L’Italia sta facendo abbastanza sulla transizione ecologica?
Gli ultimi decreti del governo hanno posto ostacoli alla produzione di energia rinnovabile puntando piuttosto sul nucleare di ultima generazione. Non sono contro, ma il nucleare è una scommessa che all’inizio ha costi medio-alti e servirà alle prossime generazioni perché non andrà a regime prima di 15 anni.
La difesa comune è un tema incandescente, che tocca nervi sensibili. Di un esercito unico si parla dal Dopoguerra senza risultati concreti. Sarà possbile “cambiare postura” avviando progetti e commesse integrati?
Il report avanza un’ipotesi importante: la rinuncia al diritto di veto dei singoli Stati in una serie di materie, tra cui la politica estera. Ed è difficile ottimizzare la difesa, che è strettamente legata al rapporto con gli altri Paesi, senza coordinare l’azione politica internazionale. Non è plausibile che chi ha più risorse le metta in comune se rimane vulnerabile al veto di chi ha meno risorse. Su questo tema il governo non ha una posizione ufficiale, ma FdI, il partito della premier, è favorevole invece a mantenere il diritto di veto.
Il tema del veto è uno dei freni a mano per l’Europa disegnata da Draghi. Ma c’è anche il tema dei costi, enormi, a cui lei ha accennato. I Paesi “frugali”, Germania in testa, non saltano di gioia all’idea di nuovo debito comune.
800 miliardi di euro sono il 5% del Pil europeo, forse qualcosina in meno. Draghi non specifica quale parte proverrebbe da risorse private e quale da soldi pubblici. E’ una cifra elevata ma non inconcepibile. Dal Duemila alla pandemia proprio la Germania ha ridotto gli investimenti del 3% rispetto alla media degli anni Ottanta: se li avesse mantenuti invariati avrebbe speso altri 2400 miliardi. Insomma, parliamo di cifre forti ma possibili.

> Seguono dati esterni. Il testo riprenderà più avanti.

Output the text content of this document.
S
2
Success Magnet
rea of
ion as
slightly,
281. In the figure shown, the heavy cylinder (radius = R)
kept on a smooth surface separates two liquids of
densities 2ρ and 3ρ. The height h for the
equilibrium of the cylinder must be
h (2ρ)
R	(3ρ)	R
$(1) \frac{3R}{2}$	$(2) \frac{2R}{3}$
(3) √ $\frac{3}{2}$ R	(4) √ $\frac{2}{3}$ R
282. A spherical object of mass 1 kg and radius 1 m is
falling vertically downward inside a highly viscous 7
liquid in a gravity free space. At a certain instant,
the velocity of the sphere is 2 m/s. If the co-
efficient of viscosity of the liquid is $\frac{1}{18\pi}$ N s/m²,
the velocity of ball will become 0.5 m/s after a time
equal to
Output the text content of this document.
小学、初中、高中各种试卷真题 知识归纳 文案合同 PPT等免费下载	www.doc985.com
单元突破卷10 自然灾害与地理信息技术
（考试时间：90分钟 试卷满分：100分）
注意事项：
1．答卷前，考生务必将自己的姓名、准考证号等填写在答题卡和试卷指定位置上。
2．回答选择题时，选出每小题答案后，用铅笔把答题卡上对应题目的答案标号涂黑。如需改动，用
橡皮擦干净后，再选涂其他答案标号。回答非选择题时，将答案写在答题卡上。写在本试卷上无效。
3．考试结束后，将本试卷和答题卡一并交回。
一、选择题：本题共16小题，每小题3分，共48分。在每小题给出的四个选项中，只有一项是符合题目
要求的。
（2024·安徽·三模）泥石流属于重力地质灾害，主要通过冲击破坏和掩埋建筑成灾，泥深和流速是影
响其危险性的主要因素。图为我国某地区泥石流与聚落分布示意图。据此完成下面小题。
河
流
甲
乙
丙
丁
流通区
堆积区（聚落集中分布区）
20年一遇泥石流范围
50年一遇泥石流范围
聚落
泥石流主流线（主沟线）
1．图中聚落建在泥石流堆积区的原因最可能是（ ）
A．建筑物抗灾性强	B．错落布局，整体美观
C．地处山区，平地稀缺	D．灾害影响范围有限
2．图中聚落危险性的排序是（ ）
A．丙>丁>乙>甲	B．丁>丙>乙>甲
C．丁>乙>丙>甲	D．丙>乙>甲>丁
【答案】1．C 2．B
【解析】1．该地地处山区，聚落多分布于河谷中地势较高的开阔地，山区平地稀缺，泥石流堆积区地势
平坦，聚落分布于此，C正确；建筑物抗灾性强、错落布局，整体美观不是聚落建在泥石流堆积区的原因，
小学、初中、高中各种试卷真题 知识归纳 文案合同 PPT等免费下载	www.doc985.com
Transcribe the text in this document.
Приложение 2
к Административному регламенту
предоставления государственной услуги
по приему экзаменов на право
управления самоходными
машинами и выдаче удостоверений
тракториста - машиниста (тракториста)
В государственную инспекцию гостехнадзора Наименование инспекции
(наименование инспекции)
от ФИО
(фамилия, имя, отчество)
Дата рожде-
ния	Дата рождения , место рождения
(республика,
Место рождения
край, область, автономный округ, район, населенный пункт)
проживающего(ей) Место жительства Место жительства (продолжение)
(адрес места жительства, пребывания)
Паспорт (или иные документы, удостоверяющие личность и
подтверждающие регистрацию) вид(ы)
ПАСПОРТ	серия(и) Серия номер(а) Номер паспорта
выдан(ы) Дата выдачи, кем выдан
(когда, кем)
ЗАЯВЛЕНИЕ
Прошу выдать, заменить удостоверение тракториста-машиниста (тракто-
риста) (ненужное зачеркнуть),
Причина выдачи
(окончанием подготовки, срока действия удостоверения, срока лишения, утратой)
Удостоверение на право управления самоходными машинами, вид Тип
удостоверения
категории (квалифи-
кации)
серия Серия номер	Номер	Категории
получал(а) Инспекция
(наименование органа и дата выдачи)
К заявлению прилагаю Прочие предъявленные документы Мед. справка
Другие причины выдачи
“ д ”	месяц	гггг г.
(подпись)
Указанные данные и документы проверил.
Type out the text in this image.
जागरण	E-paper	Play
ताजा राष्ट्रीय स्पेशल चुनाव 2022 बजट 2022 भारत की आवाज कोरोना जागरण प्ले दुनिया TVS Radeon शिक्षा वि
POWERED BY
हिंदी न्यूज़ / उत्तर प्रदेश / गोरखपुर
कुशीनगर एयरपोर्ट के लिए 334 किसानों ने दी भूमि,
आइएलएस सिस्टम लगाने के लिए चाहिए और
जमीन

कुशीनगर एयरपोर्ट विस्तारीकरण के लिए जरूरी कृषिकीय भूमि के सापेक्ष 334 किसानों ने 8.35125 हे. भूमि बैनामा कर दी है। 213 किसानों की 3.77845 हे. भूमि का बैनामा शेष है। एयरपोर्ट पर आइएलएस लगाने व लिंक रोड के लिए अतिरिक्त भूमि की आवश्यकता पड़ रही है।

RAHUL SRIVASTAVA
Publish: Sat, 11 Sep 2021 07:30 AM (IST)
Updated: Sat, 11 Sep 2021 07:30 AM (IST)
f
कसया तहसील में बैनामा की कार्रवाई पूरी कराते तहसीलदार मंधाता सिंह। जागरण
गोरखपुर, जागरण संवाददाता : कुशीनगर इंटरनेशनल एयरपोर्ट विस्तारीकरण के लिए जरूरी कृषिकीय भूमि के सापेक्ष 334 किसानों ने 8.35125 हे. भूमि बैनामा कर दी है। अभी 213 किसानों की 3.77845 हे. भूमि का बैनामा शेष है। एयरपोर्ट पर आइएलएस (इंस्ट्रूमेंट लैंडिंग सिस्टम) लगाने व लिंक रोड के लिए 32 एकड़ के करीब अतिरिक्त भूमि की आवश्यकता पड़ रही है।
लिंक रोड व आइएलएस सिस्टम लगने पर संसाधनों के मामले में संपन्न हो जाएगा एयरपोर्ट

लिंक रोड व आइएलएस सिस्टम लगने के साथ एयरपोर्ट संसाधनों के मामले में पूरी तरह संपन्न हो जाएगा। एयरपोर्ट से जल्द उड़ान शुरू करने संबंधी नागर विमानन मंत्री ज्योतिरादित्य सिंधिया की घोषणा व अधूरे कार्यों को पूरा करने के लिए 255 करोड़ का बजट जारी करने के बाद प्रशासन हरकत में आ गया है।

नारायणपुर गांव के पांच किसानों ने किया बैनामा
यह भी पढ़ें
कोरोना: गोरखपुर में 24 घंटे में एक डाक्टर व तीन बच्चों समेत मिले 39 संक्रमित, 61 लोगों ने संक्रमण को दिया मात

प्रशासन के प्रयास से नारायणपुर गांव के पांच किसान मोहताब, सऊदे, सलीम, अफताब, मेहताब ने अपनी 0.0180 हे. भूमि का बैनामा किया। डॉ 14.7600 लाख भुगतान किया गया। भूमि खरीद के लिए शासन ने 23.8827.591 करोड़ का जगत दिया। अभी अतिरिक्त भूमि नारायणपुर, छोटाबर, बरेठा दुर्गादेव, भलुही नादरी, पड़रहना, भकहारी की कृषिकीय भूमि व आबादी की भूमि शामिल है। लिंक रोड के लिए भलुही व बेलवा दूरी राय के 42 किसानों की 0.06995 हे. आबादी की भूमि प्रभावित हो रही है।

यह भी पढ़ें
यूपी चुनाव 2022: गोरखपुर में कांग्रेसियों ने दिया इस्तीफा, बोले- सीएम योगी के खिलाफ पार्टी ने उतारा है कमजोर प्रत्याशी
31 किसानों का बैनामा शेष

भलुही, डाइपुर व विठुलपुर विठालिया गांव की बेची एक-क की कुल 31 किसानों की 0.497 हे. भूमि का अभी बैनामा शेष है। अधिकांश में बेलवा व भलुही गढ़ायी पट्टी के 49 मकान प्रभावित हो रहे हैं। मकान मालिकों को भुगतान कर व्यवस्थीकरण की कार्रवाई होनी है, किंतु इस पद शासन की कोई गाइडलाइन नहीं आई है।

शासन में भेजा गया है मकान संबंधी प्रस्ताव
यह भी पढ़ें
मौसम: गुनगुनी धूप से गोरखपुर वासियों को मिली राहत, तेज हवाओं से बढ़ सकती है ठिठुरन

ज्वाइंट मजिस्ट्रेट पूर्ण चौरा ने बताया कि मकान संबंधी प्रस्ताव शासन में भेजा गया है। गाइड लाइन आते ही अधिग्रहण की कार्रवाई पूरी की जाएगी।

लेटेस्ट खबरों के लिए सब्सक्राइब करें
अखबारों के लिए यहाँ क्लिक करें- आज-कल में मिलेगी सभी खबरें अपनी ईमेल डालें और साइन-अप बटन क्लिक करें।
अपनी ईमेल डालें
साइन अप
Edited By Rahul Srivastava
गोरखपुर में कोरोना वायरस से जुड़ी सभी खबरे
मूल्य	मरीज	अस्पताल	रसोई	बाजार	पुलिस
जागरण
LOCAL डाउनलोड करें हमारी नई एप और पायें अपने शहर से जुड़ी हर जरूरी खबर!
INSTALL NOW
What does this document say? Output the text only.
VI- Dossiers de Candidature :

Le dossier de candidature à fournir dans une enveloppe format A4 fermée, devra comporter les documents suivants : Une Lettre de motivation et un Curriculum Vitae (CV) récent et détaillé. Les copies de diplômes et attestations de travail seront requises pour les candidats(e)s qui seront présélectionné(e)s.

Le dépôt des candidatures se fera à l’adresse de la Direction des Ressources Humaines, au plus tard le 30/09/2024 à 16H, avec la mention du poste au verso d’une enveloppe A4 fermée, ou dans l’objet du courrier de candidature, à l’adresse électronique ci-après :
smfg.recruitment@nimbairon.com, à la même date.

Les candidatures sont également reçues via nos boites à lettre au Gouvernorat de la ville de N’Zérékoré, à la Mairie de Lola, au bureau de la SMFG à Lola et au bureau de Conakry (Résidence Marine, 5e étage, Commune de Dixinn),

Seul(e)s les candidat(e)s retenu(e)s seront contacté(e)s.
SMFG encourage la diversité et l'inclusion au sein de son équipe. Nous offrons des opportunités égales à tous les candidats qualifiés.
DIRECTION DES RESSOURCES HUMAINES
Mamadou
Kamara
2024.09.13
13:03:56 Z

C’è una domanda politica che si fanno tutti: è possibile realizzare il piano Draghi senza Draghi? O in assenza di un incarico a Supermario resterà un bell’esercizio di retorica?
Non è un piano di facile realizzazione, ma Draghi non ha l’ambizione di ricoprire ruoli in Europa, anche perché non ce ne sono di vacanti adatti a lui. E’ rilassato sull’argomento. Per il resto, pensiamo a quante volte è stata respinta l’idea del Recovery Fund prima di essere accettata, o quella della Bce come prestatore di ultima istanza considerata inaccettabile fino a pochi giorni prima del “whatever it takes”.
Quindi c’è speranza che l’”agonia” dell’Europa non sia già irreversibile?
La differenza rispetto al passato è che quelle decisioni sono state sempre prese in momenti di crisi acuta, mentre oggi c’è uno scenario di minaccia e difficoltà ma non di crisi conclamata.
Con due due guerre in corso, nessuno si sente sereno.
Ma il Pil non sta scendendo del 5% né ci si chiede se il mese prossimo ci sarà ancora la moneta unica. L’economia cresce poco ma cresce, e siamo vicini alla piena occupazione. Certo, una crisi potrebbe arrivare il 5 novembre: se alla Casa Bianca venisse eletto Donald Trump che mettesse dazi all’Europa e ritirasse le garanzie Usa nella Nato. Allora certo che la situazione potrebbe cambiare drasticamente.